Damani is set to unveil the new software platform, dubbed RevUp, in a scheduled presentation today at the Digital Health Summit in New York. The company describes RevUp as the first Web-based software platform to aggregate mobile tracking tools, genetic and metabolic assessments, and personalized coaching for employee groups, health systems, and physician practices.
In a statement, MD Revolution says, “The system creates a personalized diet and exercise regime for each individual based on health status and goals.” A team that includes two nurse practitioners, nutritionist, and exercise physiologist track each patient’s progress. Each patient can view their own personal health profile online as well—and those who lapse in their workout routine get a call from the MD Revolution team.
By collecting and monitoring such data, RevUp says it can provide the kind of information that employers need to win discounts on medical benefits and other new incentives that are being offered under the federal Affordable Care Act.
The company asserts that over 90 percent of the patients enrolled at MD Revolution “have experienced statistically significant improvements in resting metabolism, body fat, visceral fat reduction, and improvements in cardiorespiratory fitness.” Damani says the latest scientific research shows these are the most important drivers of chronic cardiovascular diseases.
At MD Revolution, he says, “We have not just built a delivery model. We’ve built a business model for a new paradigm in health care.”

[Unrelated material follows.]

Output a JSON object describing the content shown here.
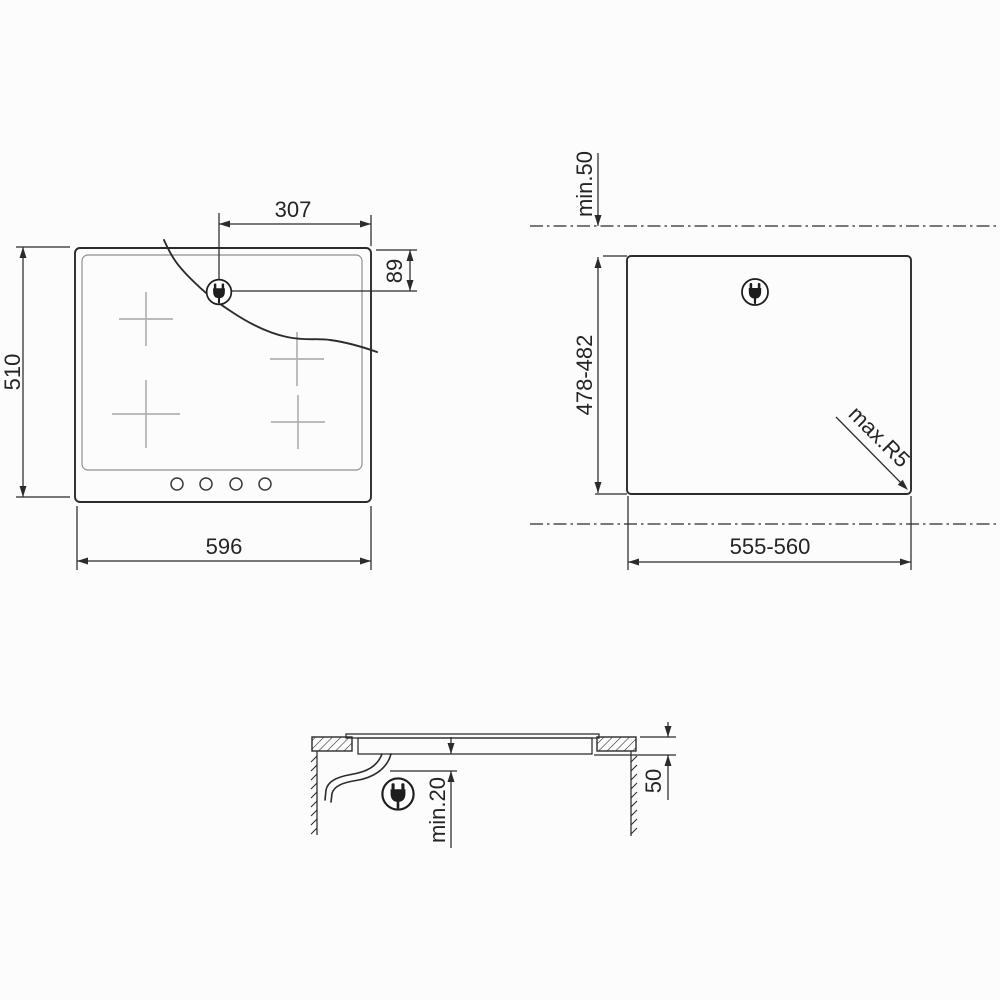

Damani anticipates franchising MD Revolution throughout the country, and tells me, “I see this as a Starbucks model for health care.” But Saltman also says a more practical market may be large companies and health care systems that are self-insured—and therefore keenly interested in reducing their soaring employee health costs.
“With the changes under the Affordable Care Act, it became very cost-effective for physicians to keep their patient population as healthy as possible,” Saltman says. So far, MD Revolution counts 250 individual patients in its pilot practice in San Diego, along such corporate clients as Pharmatek and Sharp Healthcare, the San Diego nonprofit regional health care system with more than 14,000 employees and $2.7 billion in revenue last year.
That seems like a good start, although Damani says, “We expect to have 100,000 patients under management by 2017.”